ABSTRACT

As the title attests, this chapter examines problems of disaster, ruin, and permanent catastrophe. It is a reflection of what is at stake in a society that ignores the problems raised from the first chapter through the seventh—namely, the responsibility human beings have for human existence or human reality. Colonization, after all, is an effort to impose upon human reality a logic of degrading existence for the sake of being. This, the author argues, is a disaster that ruins humankind into an additional logic of value as permanence. This logic entails a paradoxical catastrophe as a failure not to live permanently but to live as deserving life even in the face of its impermanence.
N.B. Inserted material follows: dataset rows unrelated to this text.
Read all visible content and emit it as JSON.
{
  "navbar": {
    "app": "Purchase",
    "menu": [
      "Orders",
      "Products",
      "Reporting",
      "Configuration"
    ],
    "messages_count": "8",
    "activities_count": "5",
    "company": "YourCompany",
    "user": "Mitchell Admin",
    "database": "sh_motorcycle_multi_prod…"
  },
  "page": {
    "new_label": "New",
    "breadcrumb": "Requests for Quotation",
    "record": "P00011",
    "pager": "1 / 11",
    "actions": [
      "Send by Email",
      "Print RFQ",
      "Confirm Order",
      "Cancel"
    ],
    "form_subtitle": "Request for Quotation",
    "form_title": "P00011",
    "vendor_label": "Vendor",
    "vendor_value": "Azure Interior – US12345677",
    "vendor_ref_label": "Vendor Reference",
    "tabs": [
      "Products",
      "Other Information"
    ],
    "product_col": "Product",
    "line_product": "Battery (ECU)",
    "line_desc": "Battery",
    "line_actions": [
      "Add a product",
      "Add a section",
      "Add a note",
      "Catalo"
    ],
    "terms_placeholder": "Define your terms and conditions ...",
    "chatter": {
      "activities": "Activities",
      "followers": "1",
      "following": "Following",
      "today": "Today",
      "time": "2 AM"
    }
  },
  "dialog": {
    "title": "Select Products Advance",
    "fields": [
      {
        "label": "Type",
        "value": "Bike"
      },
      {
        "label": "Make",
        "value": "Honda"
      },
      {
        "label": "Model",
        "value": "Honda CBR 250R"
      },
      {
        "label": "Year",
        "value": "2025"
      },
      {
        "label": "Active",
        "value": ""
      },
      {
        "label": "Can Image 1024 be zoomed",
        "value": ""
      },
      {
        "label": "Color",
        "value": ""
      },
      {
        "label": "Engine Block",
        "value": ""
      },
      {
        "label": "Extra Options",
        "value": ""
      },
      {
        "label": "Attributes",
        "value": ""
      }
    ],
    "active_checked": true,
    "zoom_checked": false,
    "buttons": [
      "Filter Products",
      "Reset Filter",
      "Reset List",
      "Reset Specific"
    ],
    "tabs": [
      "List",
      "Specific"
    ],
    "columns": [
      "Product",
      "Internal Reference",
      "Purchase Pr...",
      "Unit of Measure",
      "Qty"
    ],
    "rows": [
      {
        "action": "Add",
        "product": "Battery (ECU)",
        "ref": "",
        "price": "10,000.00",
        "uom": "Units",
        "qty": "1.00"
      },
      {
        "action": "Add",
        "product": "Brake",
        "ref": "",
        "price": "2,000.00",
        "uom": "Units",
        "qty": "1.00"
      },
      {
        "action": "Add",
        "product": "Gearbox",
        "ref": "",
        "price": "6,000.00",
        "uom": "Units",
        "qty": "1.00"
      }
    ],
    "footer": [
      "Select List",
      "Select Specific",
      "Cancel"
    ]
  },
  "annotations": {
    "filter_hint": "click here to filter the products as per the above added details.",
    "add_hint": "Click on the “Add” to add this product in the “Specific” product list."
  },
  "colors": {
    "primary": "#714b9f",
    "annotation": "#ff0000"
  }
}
The path taken here is through outlining the theory of disaster offered by the Jane Anna Gordon and the author in their book Of Divine Warning: Reading Disaster in the Modern Age—namely, their idea of sign continua, wherein disaster is a sign that continues from one sufferer to another—and then moving into an analysis of culture in ruins, in which at first colonization and then arrogant governance impose a form of conservatism in which the future is foreclosed to the young through which they are no longer afforded youth and possibility. This is, in effect, a clue to the disaster wrought by the philosophical anthropology born from colonization in which being and Being—a theme under critique in discussions of theodicy throughout the book—attempt to colonize or cover over reality. This is revealed not only in the rationalizations of institutions of dehumanization inherited from colonial mentalities but also in deluded notions they offer of a nature that is supposed to be concerned with human existence as revealed in the ongoing fallacious logic of conquest in the face of pandemics such as COVID-19, the disease born of the novel coronavirus.